We had a 360-view of the mountains that were always blue, but we rarely looked up. We looked at the spread Perry had laid out, eating everything with our fingers and wiping them on our jeans.
We ate without speaking, filling the void in our stomachs that we’d neglected to fill.
We looked at each other. Pausing. Breathing.
It had felt like a lifetime since we looked at each other. I mean, really stopped and saw each other.
We’d pass each other in the dark.
Feed the baby.
Change the baby.
Hold the baby.
We took turns sleeping. Sleeping, but not really.
Resting.
We listened together.
Listening for his cries.
His sounds.
His breath.
The days were filled with the kind of wakefulness that was here, but not here. Awake to the baby and his needs, but not awake to each other. Everything felt far away.
Sitting across from each other in the fading light, we looked at Pressley. The gold sky filled his big, curious eyes. He smiled. All cheeks and innocence.

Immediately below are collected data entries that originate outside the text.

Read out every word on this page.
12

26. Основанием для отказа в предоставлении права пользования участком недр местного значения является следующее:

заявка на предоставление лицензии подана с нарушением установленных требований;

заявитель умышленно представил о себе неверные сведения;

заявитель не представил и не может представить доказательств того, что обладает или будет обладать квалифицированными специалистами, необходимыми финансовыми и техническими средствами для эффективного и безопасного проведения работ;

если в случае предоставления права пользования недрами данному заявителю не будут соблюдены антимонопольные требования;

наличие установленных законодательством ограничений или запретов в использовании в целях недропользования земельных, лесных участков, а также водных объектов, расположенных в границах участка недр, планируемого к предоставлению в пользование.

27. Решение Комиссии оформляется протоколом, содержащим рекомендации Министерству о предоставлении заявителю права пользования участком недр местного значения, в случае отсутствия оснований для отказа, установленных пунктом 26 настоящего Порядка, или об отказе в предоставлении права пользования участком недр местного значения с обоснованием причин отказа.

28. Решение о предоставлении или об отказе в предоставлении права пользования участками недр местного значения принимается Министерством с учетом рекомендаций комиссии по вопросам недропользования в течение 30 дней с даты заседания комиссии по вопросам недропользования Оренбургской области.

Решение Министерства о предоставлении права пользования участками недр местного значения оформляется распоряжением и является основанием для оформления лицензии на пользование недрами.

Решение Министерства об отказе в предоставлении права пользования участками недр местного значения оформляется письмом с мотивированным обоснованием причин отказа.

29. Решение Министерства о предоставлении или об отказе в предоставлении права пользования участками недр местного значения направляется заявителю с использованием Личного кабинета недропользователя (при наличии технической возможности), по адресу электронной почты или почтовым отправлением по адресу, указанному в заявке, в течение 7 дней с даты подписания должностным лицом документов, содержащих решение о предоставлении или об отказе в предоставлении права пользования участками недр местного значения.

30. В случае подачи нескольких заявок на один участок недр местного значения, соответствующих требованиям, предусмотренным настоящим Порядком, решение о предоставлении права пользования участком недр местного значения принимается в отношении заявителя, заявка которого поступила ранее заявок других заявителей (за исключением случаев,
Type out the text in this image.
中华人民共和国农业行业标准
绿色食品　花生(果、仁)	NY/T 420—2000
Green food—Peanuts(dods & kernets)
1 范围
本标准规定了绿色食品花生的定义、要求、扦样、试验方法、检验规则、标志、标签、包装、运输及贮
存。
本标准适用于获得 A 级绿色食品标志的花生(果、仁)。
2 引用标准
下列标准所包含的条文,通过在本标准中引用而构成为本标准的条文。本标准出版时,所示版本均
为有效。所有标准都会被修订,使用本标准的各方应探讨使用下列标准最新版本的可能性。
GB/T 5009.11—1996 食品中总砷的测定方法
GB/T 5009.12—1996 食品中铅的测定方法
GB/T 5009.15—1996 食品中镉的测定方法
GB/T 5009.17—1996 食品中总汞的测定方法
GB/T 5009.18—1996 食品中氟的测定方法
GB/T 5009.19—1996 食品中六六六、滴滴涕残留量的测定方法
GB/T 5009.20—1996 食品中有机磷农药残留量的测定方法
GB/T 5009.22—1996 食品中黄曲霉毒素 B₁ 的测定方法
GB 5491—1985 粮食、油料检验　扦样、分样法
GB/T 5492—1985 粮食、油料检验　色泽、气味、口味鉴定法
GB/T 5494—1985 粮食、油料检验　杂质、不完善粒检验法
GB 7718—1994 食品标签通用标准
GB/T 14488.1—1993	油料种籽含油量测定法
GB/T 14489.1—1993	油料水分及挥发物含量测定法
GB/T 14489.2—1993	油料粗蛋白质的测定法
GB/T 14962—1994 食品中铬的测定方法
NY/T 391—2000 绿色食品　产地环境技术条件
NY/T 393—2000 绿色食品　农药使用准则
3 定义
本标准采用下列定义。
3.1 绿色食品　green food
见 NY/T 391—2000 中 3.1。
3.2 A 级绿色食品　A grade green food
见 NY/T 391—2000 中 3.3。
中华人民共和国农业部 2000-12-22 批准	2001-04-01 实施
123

“How is he even real?” Perry said.
I shook my head and pressed my lips together. They tasted like salt and earth. I wanted to cry.
What do I do with all of this love? Ever-flowing, filling me to the brim. Will I be able to hold it all?
I looked at him as I do every second of every day, but every time felt like the first time. I looked at him and the sun exploded.
We looked at each other but everything went dark.